AI-based voice cloning induces new scams
Vijay Balasubramaniyan, the CEO, CTO, and Co-founder of Pindrop Security, warns the world about a new online scam concerning audio deepfakes. Cybercriminals have started cloning people’s voices with AI-based software, using them for scams and fraudulent practices. A loss of $7 million has been reported due to voice cloning instances.
At the RSA Conference, Balasubramaniyan explained how fraudsters use AI software to clone someone’s voice for scamming purposes. The fraudsters, after gaining access to the victim’s audios or videos, modify and synthesize them with the AI-based software to put the victim at risk.
Jonathan Bloom tweeted regarding the event:
Here at #RSAC, @pindrop CEO, CTO and co-founder @Vijay_Voice just showed us how a presidential candidate’s voice can be faked in seconds from speech samples scraped off YouTube — and how his company’s software can spot it. ? #RSAC2020 pic.twitter.com/JxmftMXyaz
— Jonathan Bloom (@BloomTV) February 25, 2020
The fraudsters have also been found to compromise business emails, where they modify the voice of a senior officer to trick employees into fulfilling money transfer requests initiated by the fraudsters. Five minutes are enough to record realistic audio clips, however, if the software records audio clips for periods longer than five hours, it can bluff beyond imagination.

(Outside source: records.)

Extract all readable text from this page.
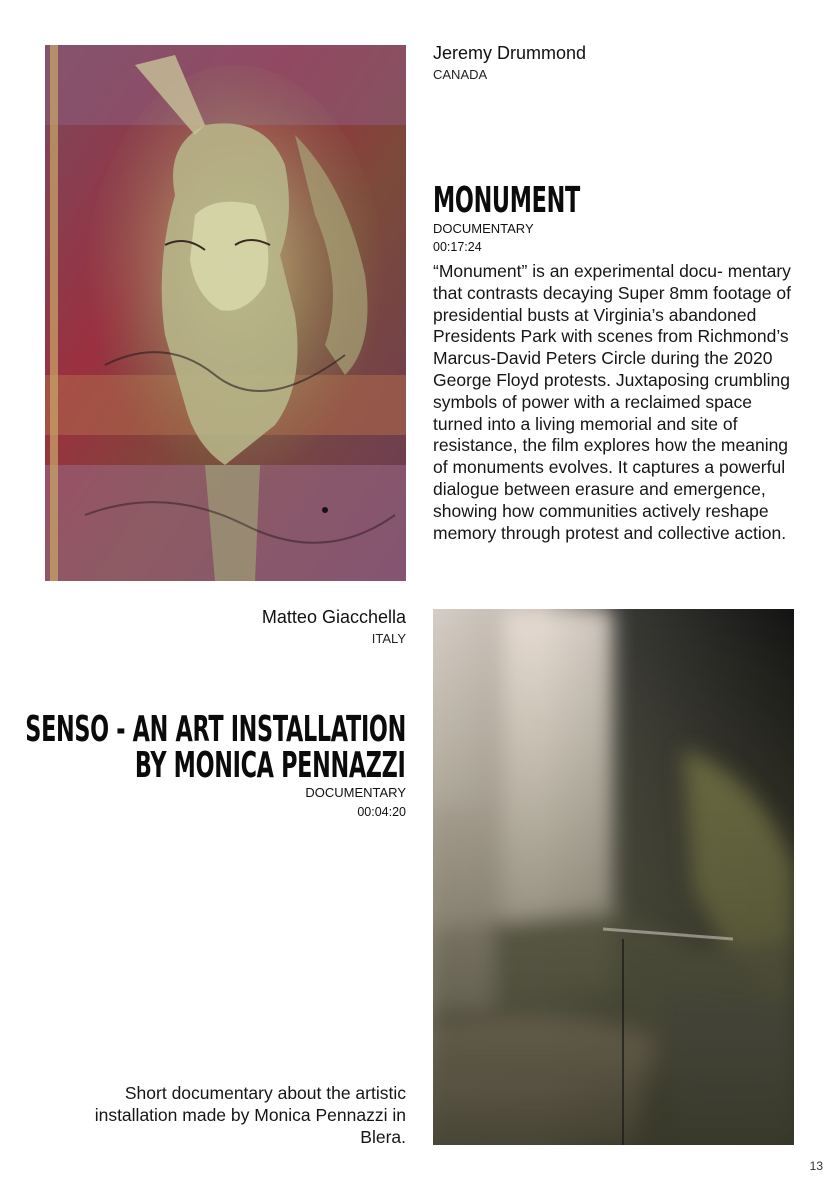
Jeremy Drummond
CANADA
MONUMENT
DOCUMENTARY
00:17:24
“Monument” is an experimental docu- mentary that contrasts decaying Super 8mm footage of presidential busts at Virginia’s abandoned Presidents Park with scenes from Richmond’s Marcus-David Peters Circle during the 2020 George Floyd protests. Juxtaposing crumbling symbols of power with a reclaimed space turned into a living memorial and site of resistance, the film explores how the meaning of monuments evolves. It captures a powerful dialogue between erasure and emergence, showing how communities actively reshape memory through protest and collective action.
Matteo Giacchella
ITALY
SENSO - AN ART INSTALLATION
BY MONICA PENNAZZI
DOCUMENTARY
00:04:20
Short documentary about the artistic installation made by Monica Pennazzi in Blera.
13
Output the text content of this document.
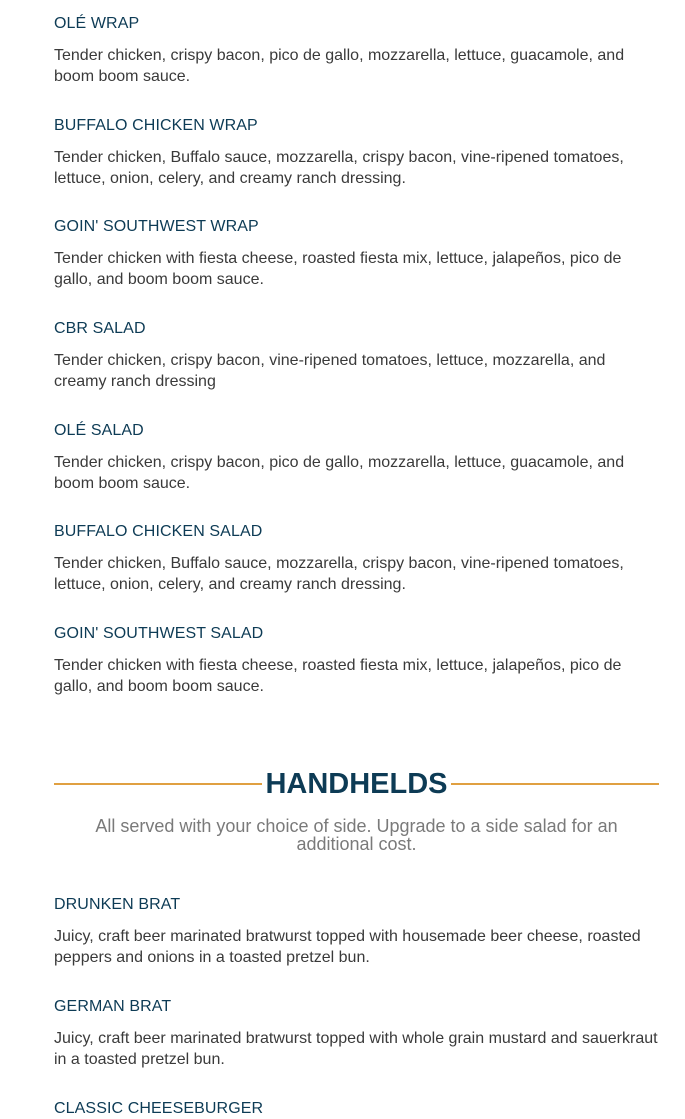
OLÉ WRAP

Tender chicken, crispy bacon, pico de gallo, mozzarella, lettuce, guacamole, and boom boom sauce.

BUFFALO CHICKEN WRAP

Tender chicken, Buffalo sauce, mozzarella, crispy bacon, vine-ripened tomatoes, lettuce, onion, celery, and creamy ranch dressing.

GOIN' SOUTHWEST WRAP

Tender chicken with fiesta cheese, roasted fiesta mix, lettuce, jalapeños, pico de gallo, and boom boom sauce.

CBR SALAD

Tender chicken, crispy bacon, vine-ripened tomatoes, lettuce, mozzarella, and creamy ranch dressing

OLÉ SALAD

Tender chicken, crispy bacon, pico de gallo, mozzarella, lettuce, guacamole, and boom boom sauce.

BUFFALO CHICKEN SALAD

Tender chicken, Buffalo sauce, mozzarella, crispy bacon, vine-ripened tomatoes, lettuce, onion, celery, and creamy ranch dressing.

GOIN' SOUTHWEST SALAD

Tender chicken with fiesta cheese, roasted fiesta mix, lettuce, jalapeños, pico de gallo, and boom boom sauce.

HANDHELDS

All served with your choice of side. Upgrade to a side salad for an additional cost.

DRUNKEN BRAT

Juicy, craft beer marinated bratwurst topped with housemade beer cheese, roasted peppers and onions in a toasted pretzel bun.

GERMAN BRAT

Juicy, craft beer marinated bratwurst topped with whole grain mustard and sauerkraut in a toasted pretzel bun.

CLASSIC CHEESEBURGER
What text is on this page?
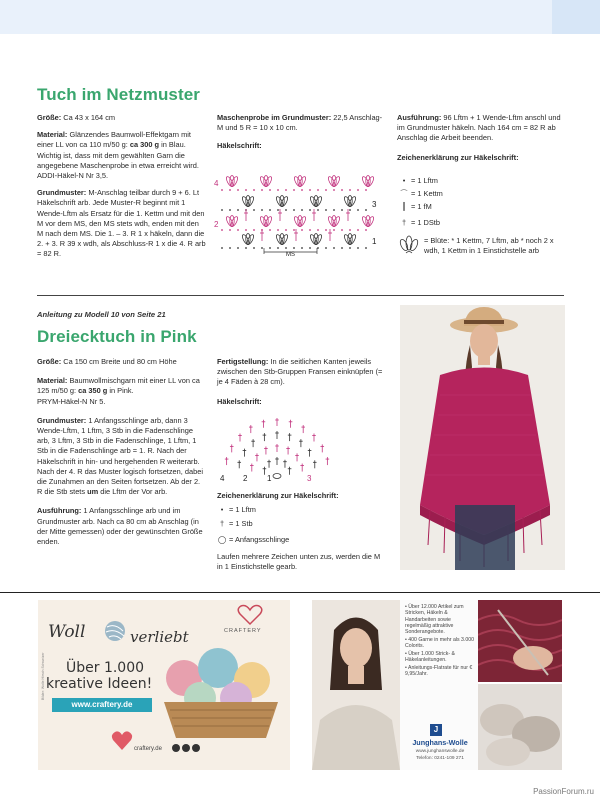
Tuch im Netzmuster
Größe: Ca 43 x 164 cm
Material: Glänzendes Baumwoll-Effektgarn mit einer LL von ca 110 m/50 g: ca 300 g in Blau. Wichtig ist, dass mit dem gewählten Garn die angegebene Maschenprobe in etwa erreicht wird.
ADDI-Häkel-N Nr 3,5.
Grundmuster: M-Anschlag teilbar durch 9 + 6. Lt Häkelschrift arb. Jede Muster-R beginnt mit 1 Wende-Lftm als Ersatz für die 1. Kettm und mit den M vor dem MS, den MS stets wdh, enden mit den M nach dem MS. Die 1. – 3. R 1 x häkeln, dann die 2. + 3. R 39 x wdh, als Abschluss-R 1 x die 4. R arb = 82 R.
Maschenprobe im Grundmuster: 22,5 Anschlag-M und 5 R = 10 x 10 cm.
Häkelschrift:
4
3
2
1
MS
Ausführung: 96 Lftm + 1 Wende-Lftm anschl und im Grundmuster häkeln. Nach 164 cm = 82 R ab Anschlag die Arbeit beenden.
Zeichenerklärung zur Häkelschrift:
• = 1 Lftm
⌒ = 1 Kettm
┃ = 1 fM
† = 1 DStb
= Blüte: * 1 Kettm, 7 Lftm, ab * noch 2 x wdh, 1 Kettm in 1 Einstichstelle arb
Anleitung zu Modell 10 von Seite 21
Dreiecktuch in Pink
Größe: Ca 150 cm Breite und 80 cm Höhe
Material: Baumwollmischgarn mit einer LL von ca 125 m/50 g: ca 350 g in Pink.
PRYM-Häkel-N Nr 5.
Grundmuster: 1 Anfangsschlinge arb, dann 3 Wende-Lftm, 1 Lftm, 3 Stb in die Fadenschlinge arb, 3 Lftm, 3 Stb in die Fadenschlinge, 1 Lftm, 1 Stb in die Fadenschlinge arb = 1. R. Nach der Häkelschrift in hin- und hergehenden R weiterarb. Nach der 4. R das Muster logisch fortsetzen, dabei die Zunahmen an den Seiten fortsetzen. Ab der 2. R die Stb stets um die Lftm der Vor arb.
Ausführung: 1 Anfangsschlinge arb und im Grundmuster arb. Nach ca 80 cm ab Anschlag (in der Mitte gemessen) oder der gewünschten Größe enden.
Fertigstellung: In die seitlichen Kanten jeweils zwischen den Stb-Gruppen Fransen einknüpfen (= je 4 Fäden à 28 cm).
Häkelschrift:
4 2 1	3
Zeichenerklärung zur Häkelschrift:
• = 1 Lftm
† = 1 Stb
◯ = Anfangsschlinge
Laufen mehrere Zeichen unten zus, werden die M in 1 Einstichstelle gearb.
Woll	verliebt	CRAFTERY
Über 1.000
kreative Ideen!
www.craftery.de
craftery.de
Bilder: Wolle Hirsch Schweizer
• Über 12.000 Artikel zum Stricken, Häkeln & Handarbeiten sowie regelmäßig attraktive Sonderangebote.
• 400 Garne in mehr als 3.000 Colorits.
• Über 1.000 Strick- & Häkelanleitungen.
• Anleitungs-Flatrate für nur € 9,95/Jahr.
J
Junghans-Wolle
www.junghanswolle.de
Telefon: 0241-109 271
PassionForum.ru
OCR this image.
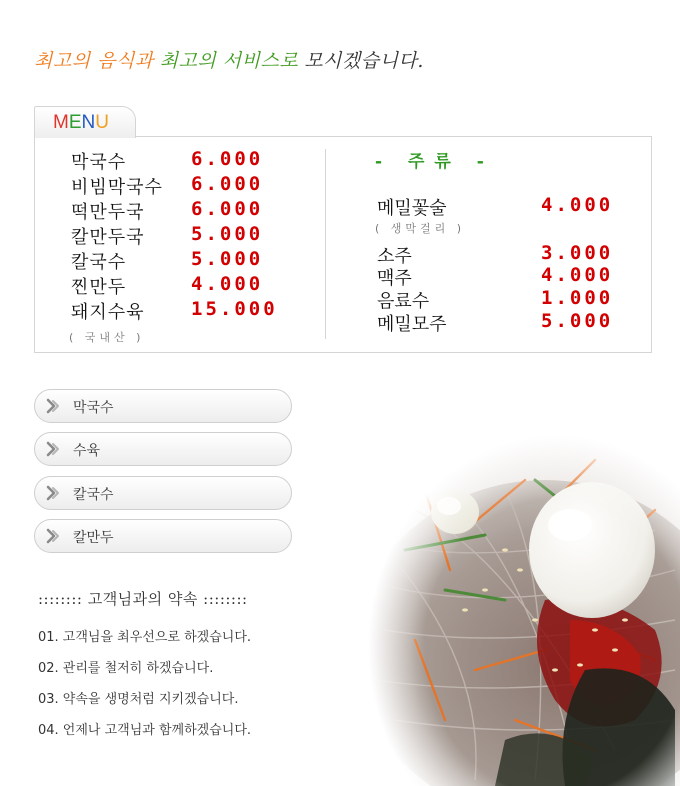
최고의 음식과 최고의 서비스로 모시겠습니다.
MENU
막국수	6.000
비빔막국수	6.000
떡만두국	6.000
칼만두국	5.000
칼국수	5.000
찐만두	4.000
돼지수육	15.000
( 국내산 )
- 주류 -
메밀꽃술	4.000
( 생막걸리 )
소주	3.000
맥주	4.000
음료수	1.000
메밀모주	5.000
막국수
수육
칼국수
칼만두
:::::::: 고객님과의 약속 ::::::::
01. 고객님을 최우선으로 하겠습니다.
02. 관리를 철저히 하겠습니다.
03. 약속을 생명처럼 지키겠습니다.
04. 언제나 고객님과 함께하겠습니다.
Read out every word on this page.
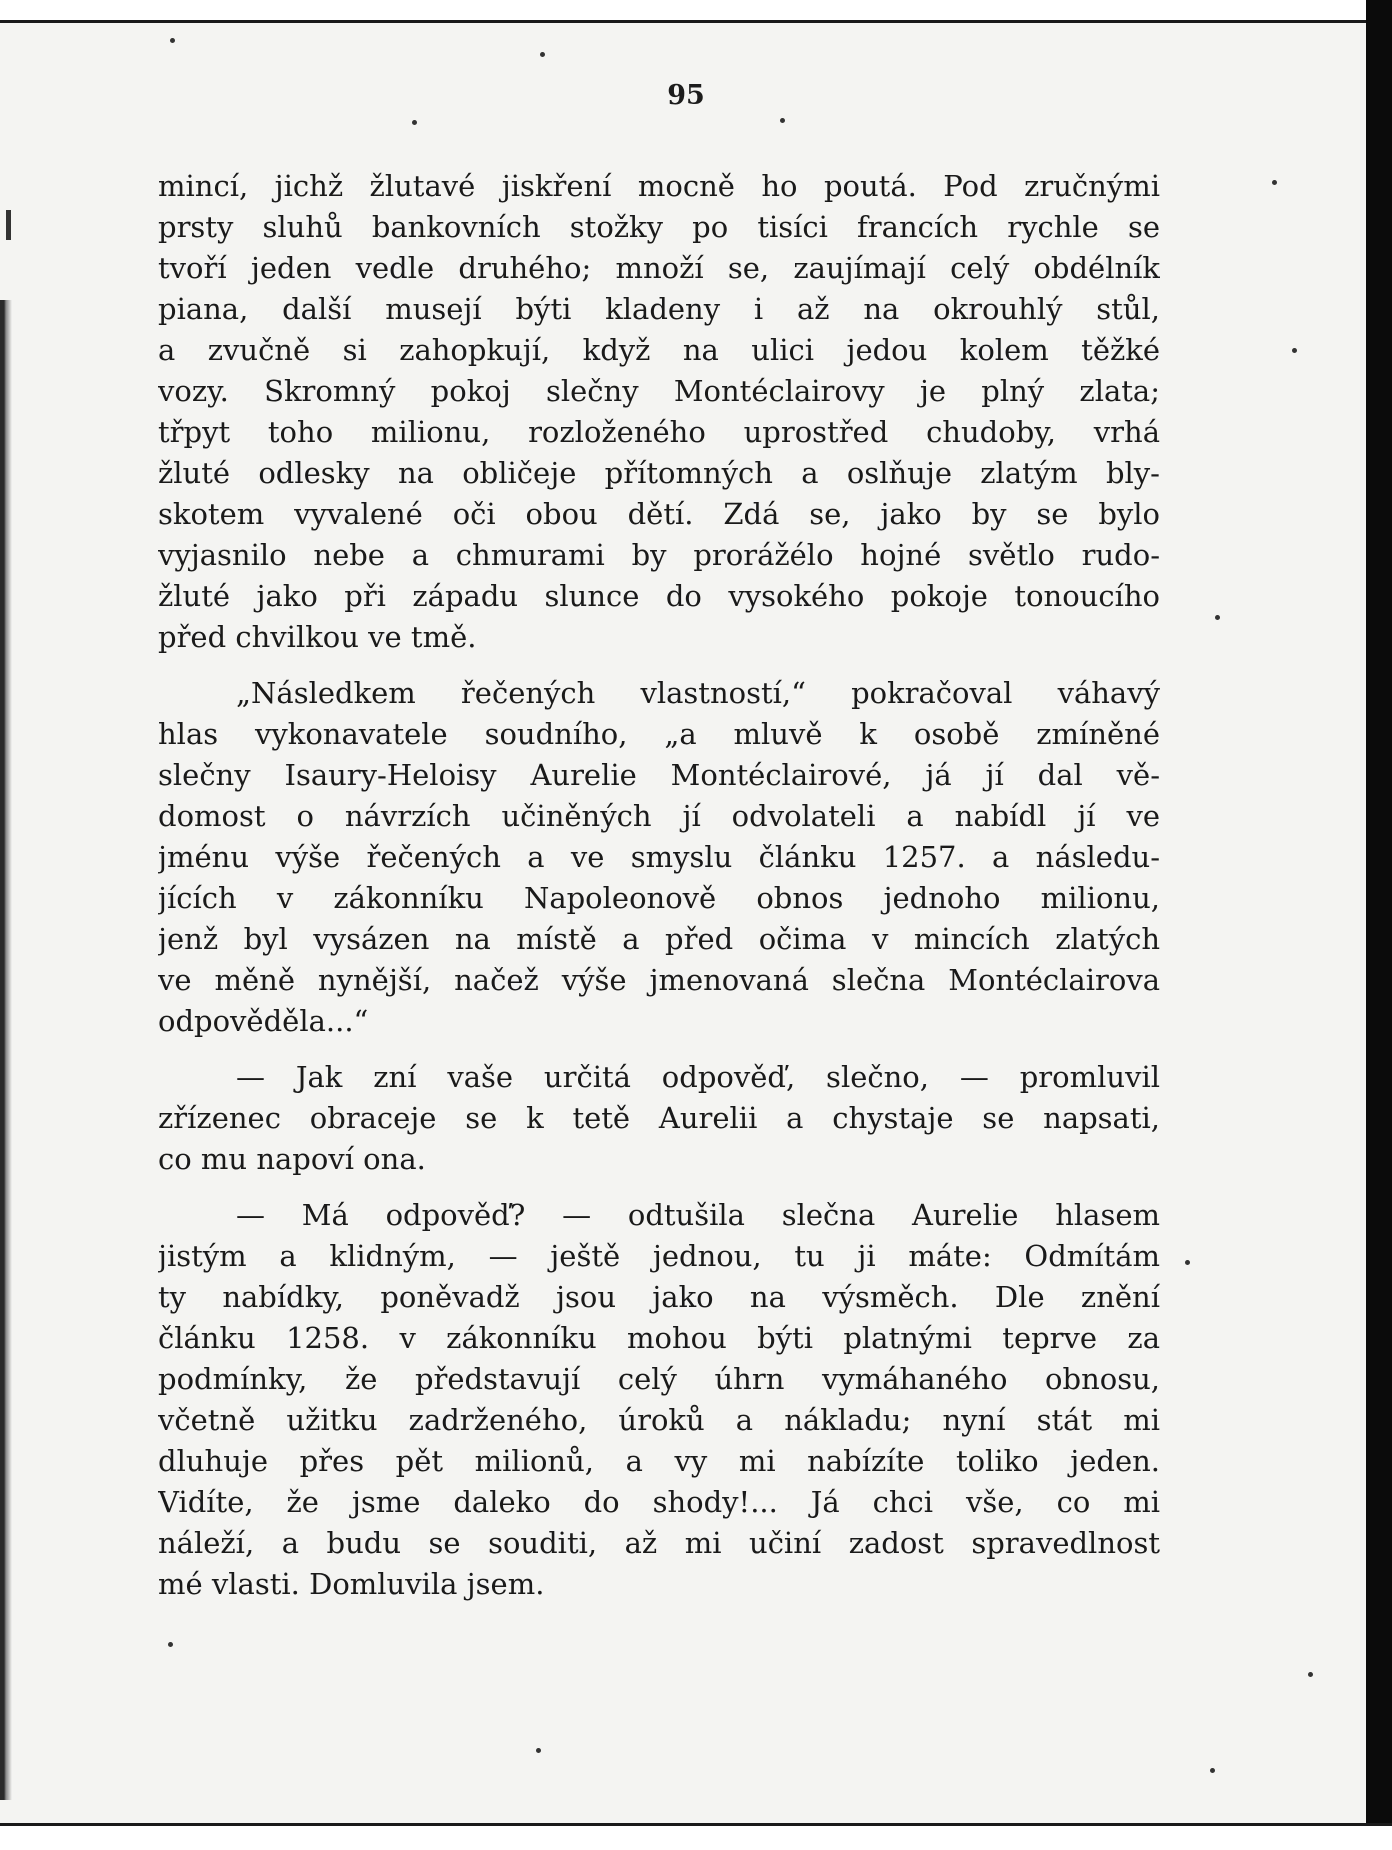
95
mincí, jichž žlutavé jiskření mocně ho poutá. Pod zručnými
prsty sluhů bankovních stožky po tisíci francích rychle se
tvoří jeden vedle druhého; množí se, zaujímají celý obdélník
piana, další musejí býti kladeny i až na okrouhlý stůl,
a zvučně si zahopkují, když na ulici jedou kolem těžké
vozy. Skromný pokoj slečny Montéclairovy je plný zlata;
třpyt toho milionu, rozloženého uprostřed chudoby, vrhá
žluté odlesky na obličeje přítomných a oslňuje zlatým bly-
skotem vyvalené oči obou dětí. Zdá se, jako by se bylo
vyjasnilo nebe a chmurami by prorážélo hojné světlo rudo-
žluté jako při západu slunce do vysokého pokoje tonoucího
před chvilkou ve tmě.
„Následkem řečených vlastností,“ pokračoval váhavý
hlas vykonavatele soudního, „a mluvě k osobě zmíněné
slečny Isaury-Heloisy Aurelie Montéclairové, já jí dal vě-
domost o návrzích učiněných jí odvolateli a nabídl jí ve
jménu výše řečených a ve smyslu článku 1257. a následu-
jících v zákonníku Napoleonově obnos jednoho milionu,
jenž byl vysázen na místě a před očima v mincích zlatých
ve měně nynější, načež výše jmenovaná slečna Montéclairova
odpověděla...“
— Jak zní vaše určitá odpověď, slečno, — promluvil
zřízenec obraceje se k tetě Aurelii a chystaje se napsati,
co mu napoví ona.
— Má odpověď? — odtušila slečna Aurelie hlasem
jistým a klidným, — ještě jednou, tu ji máte: Odmítám
ty nabídky, poněvadž jsou jako na výsměch. Dle znění
článku 1258. v zákonníku mohou býti platnými teprve za
podmínky, že představují celý úhrn vymáhaného obnosu,
včetně užitku zadrženého, úroků a nákladu; nyní stát mi
dluhuje přes pět milionů, a vy mi nabízíte toliko jeden.
Vidíte, že jsme daleko do shody!... Já chci vše, co mi
náleží, a budu se souditi, až mi učiní zadost spravedlnost
mé vlasti. Domluvila jsem.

Nonetheless, the audio deep faking threat is slight when compared to phone call scams involving identity theft. The CEO also displayed the demo of a system his company developed to produce voices from popular personalities. For fun purposes, their software deep faked the US President Donald Trump’s voice. This also raised concerns regarding how deepfakes can spread misinformation to fool the masses.
For now, the positive aspect of this is that computer scientists have started working on finding solutions to detect deepfakes. In fact, Pindrop has successfully created an AI-based system that can differentiate human speech from deepfake audio clips. It first analyzes how the spoken words are pronounced by a real human being and then matches the recorded voice with the human speech patterns.
All in all, this imminent threat of audio deep fakes will soon compel users to carefully upload their voice and video clips on the internet.